Imagine being fifteen, and all your life since you can remember, your parents drilled into your head every day to never, ever, under any circumstances, tell people your secret. Imagine being fifteen, and you just found out you're an actual alien and your parents keep your space ship in the storm cellar. You are fifteen, and you have superpowers, and you keep getting more, but you're still fifteen and my god life sucks when you're fifteen. Not to mention everyone saying the Luthors are bad people – Clark likes Lex and constantly defends him, but he's fifteen, and the opinions of his dad and his best friend will still affect his thinking, even subconsciously. It's gonna give him doubts. He's fifteen and he doesn't know any better.
And I know he does tell some people, which kind of invalidates this, but not quite that much. Pete sorta stumbles into it, and Clark's known Pete since they were little kids too, while he's known Lex maybe a year or two by that point, and Lex already started being suspicious in a less than positive way. Kyla was kinda weird, but the whole cave prophecy thing is weird so I'm almost inclined to give him a pass on that one. He was sixteen and thought he'd found his actual literal soulmate. If aliens are real, why shouldn't soulmates be? At sixteen, I'd probably have been kinda cringe about that too. Plus, it was either tell her or let her get crushed by rocks, which is also kind of fair.
I want to think that if it had been Lex in there with him, he would've done the same, because getting crushed by rocks is kind of universally unhealthy for humans, and Clark would have saved him without thinking, he would have saved anyone. It's who he is.
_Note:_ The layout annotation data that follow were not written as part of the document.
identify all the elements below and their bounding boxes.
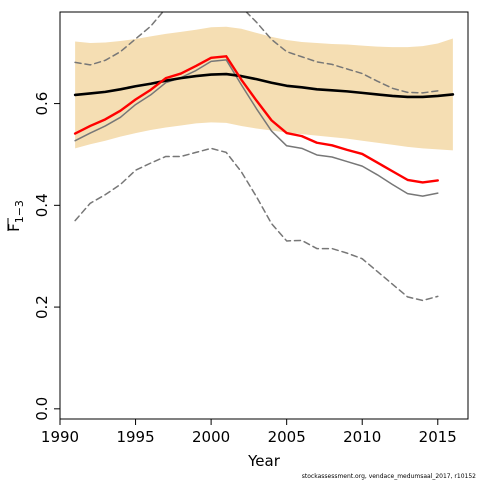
- x-tick-label: 2015: [419, 428, 457, 446]
- estimate-mean-line: [73, 72, 455, 99]
- x-tick-label: 1995: [116, 428, 154, 446]
- y-tick-label: 0.6: [33, 92, 51, 116]
- y-axis-title: F1−3: [5, 200, 26, 232]
- x-tick-label: 1990: [41, 428, 79, 446]
- y-tick-label: 0.2: [33, 295, 51, 319]
- x-tick-label: 2010: [343, 428, 381, 446]
- y-axis: 0.0 0.2 0.4 0.6: [33, 92, 60, 421]
- x-axis: 1990 1995 2000 2005 2010 2015: [41, 419, 457, 446]
- svg-text:F1−3: F1−3: [5, 200, 26, 232]
- estimate-red-line: [73, 55, 439, 184]
- estimate-grey-line: [74, 59, 439, 197]
- band-area: [75, 26, 453, 151]
- lower-dashed-line: [74, 147, 439, 302]
- plot-frame: [59, 11, 469, 420]
- y-axis-title-subscript: 1−3: [13, 200, 26, 223]
- x-axis-title: Year: [247, 452, 281, 470]
- y-tick-label: 0.0: [33, 397, 51, 421]
- y-axis-title-main: F: [5, 223, 23, 232]
- x-tick-label: 2005: [268, 428, 306, 446]
- y-tick-label: 0.4: [33, 193, 51, 217]
- upper-dashed-line: [74, 12, 439, 94]
- credit-text: stockassessment.org, vendace_medumsaal_2…: [302, 473, 476, 480]
- confidence-band: [75, 26, 453, 151]
- series-lines: [73, 12, 455, 302]
- x-tick-label: 2000: [192, 428, 230, 446]
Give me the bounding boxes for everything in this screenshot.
The circumstances just did not happen that way in that time, so Lex never had opportunity to find out by chance back when him finding out would have been fine, and a lot of what happens between them is just really bad luck and really bad timing.
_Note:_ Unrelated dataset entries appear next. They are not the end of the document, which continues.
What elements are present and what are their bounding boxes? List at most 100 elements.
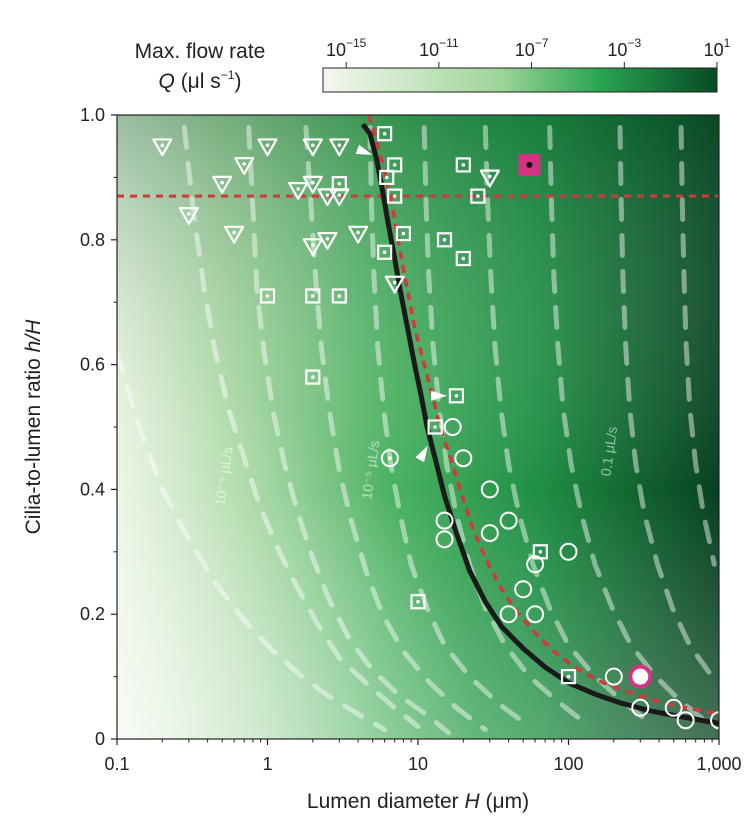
triangle-marker-dot [160,143,165,147]
dotted-circle-marker-dot [387,456,392,461]
triangle-marker [302,238,323,257]
colorbar-tick-label: 10−7 [515,36,549,60]
square-marker [305,288,321,304]
colorbar-tick-exp: −7 [535,36,549,50]
square-marker [436,232,453,248]
flow-rate-contours [117,125,717,736]
colorbar-tick-exp: −11 [439,36,459,50]
highlight-circle-marker [628,664,653,689]
colorbar-title-line2: Q (μl s−1) [159,68,242,93]
y-axis-title: Cilia-to-lumen ratio h/H [22,319,45,535]
circle-marker [480,480,499,499]
y-tick-label: 0.6 [80,355,105,375]
triangle-marker [302,138,323,157]
triangle-marker [317,188,338,207]
flow-rate-contour-line [117,349,388,733]
colorbar-tick-label: 10−15 [326,36,367,60]
triangle-marker [178,206,199,225]
triangle-marker [384,275,405,294]
circle-marker [435,530,454,549]
data-markers [152,126,719,730]
circle-marker [499,511,518,530]
circle-marker [526,605,545,624]
flow-rate-contour-line [421,125,589,726]
square-marker [331,176,347,192]
square-marker-dot [311,375,315,379]
triangle-marker-dot [232,230,236,235]
square-marker-dot [538,550,543,554]
triangle-marker-dot [187,212,191,216]
contour-label: 0.1 μL/s [597,425,620,477]
square-marker-dot [384,175,389,180]
triangle-marker [152,138,173,157]
square-marker-dot [337,181,342,186]
circle-marker [499,605,518,624]
square-marker [387,188,403,204]
triangle-marker [234,157,255,176]
triangle-marker-dot [488,174,492,179]
square-marker-dot [392,194,397,198]
colorbar-title-var: Q [159,70,175,93]
x-tick-label: 1 [262,754,272,774]
square-marker [560,668,577,685]
colorbar-title-close: ) [234,70,241,93]
square-marker-dot [461,256,466,261]
square-marker-dot [442,238,447,242]
square-marker [470,188,486,204]
colorbar: Max. flow rate Q (μl s−1) 10−15 10−11 10−7… [135,36,731,93]
triangle-marker-dot [311,180,315,185]
triangle-marker [348,225,369,244]
square-marker [395,225,412,242]
x-tick-label: 1,000 [696,754,741,774]
square-marker [331,288,347,304]
triangle-marker [317,231,338,250]
square-marker-dot [265,294,270,298]
circle-marker [664,698,683,717]
colorbar-title-exp: −1 [221,68,235,82]
colorbar-tick-exp: −3 [627,36,641,50]
square-marker [455,250,471,267]
y-axis-title-var: h/H [22,319,45,353]
circle-marker [559,542,578,561]
y-tick-label: 0.8 [80,230,105,250]
flow-rate-contour-line [367,125,532,729]
colorbar-tick-label: 101 [704,36,731,60]
y-axis-ticks: 0 0.2 0.4 0.6 0.8 1.0 [80,105,117,749]
square-marker [259,288,276,304]
triangle-marker [257,138,278,157]
colorbar-tick-base: 10 [607,40,627,60]
triangle-marker-dot [325,237,330,241]
arrow-marker [430,390,447,401]
triangle-marker-dot [337,143,342,147]
colorbar-tick-base: 10 [419,40,439,60]
circle-marker [480,524,499,543]
x-axis-title: Lumen diameter H (μm) [307,790,529,813]
circle-marker [604,667,623,686]
square-marker [305,369,321,385]
circle-marker [435,511,454,530]
square-marker [387,157,403,173]
x-tick-label: 0.1 [104,754,129,774]
triangle-marker [302,175,323,194]
circle-marker [710,711,719,730]
circle-marker [443,418,462,436]
arrow-marker [415,445,428,463]
y-tick-label: 0.2 [80,604,105,624]
colorbar-tick-base: 10 [326,40,346,60]
square-marker [410,594,426,610]
square-marker-dot [382,250,387,255]
colorbar-tick-exp: 1 [724,36,731,50]
circle-marker [526,555,545,574]
square-marker-dot [401,231,406,236]
square-marker [377,126,393,142]
x-axis-ticks: 0.1 1 10 100 1,000 [104,739,742,774]
arrow-marker [355,144,373,155]
square-marker-dot [337,294,342,298]
highlight-square-marker-dot [526,161,533,168]
flow-rate-contour-line [678,125,717,567]
square-marker-dot [454,394,459,398]
colorbar-tick-label: 10−3 [607,36,641,60]
square-marker [448,388,465,404]
flow-rate-contour-line [617,125,715,680]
So yes, he doesn't tell Lex, which is a shit move of him, but he is fifteen years old, he is sixteen years old, his father is angry and he didn't know any better. He couldn't have known any better. Are you asking a fifteen year old to foresee all of the absolute crap that will happen between them? His parents said to never tell, and he's a good kid. He couldn't have predicted all that.
The lies get out of hand in later seasons, and still he never tells, but I really think he just got to a point with the lies where he could no longer back out without making things worse, because telling Lex "oh by the way I'm an alien and I've been gaslighting you for years" is a pretty crappy thing to say. When's the right time for that conversation? So instead he doubles down, again and again, until it gets out of hand and it all goes so terribly wrong, and he can't take it back, but he was only a child.
Clark Kent is not a bad person. He's just a kid who had to shoulder way, way too much, way too soon, and he fucked it up. Badly. And we all like to say we would've done it differently, but would we really? In his shoes, carrying his burden, at fifteen? I'm not so sure. Maybe? I wish I could say I would have, but honestly, I probably would have handled it even worse. I was fucked up at fifteen. Was anyone not? This whole thing is not an action-packed superhero story, it's a tragedy, and everything is so, so messed up, but it's not anyone's fault, not really. That's what makes it hurt the most. Because they all were just kids, still figuring out life, and none of them could have known how fucked up life can be.
When they found out, it was already too late.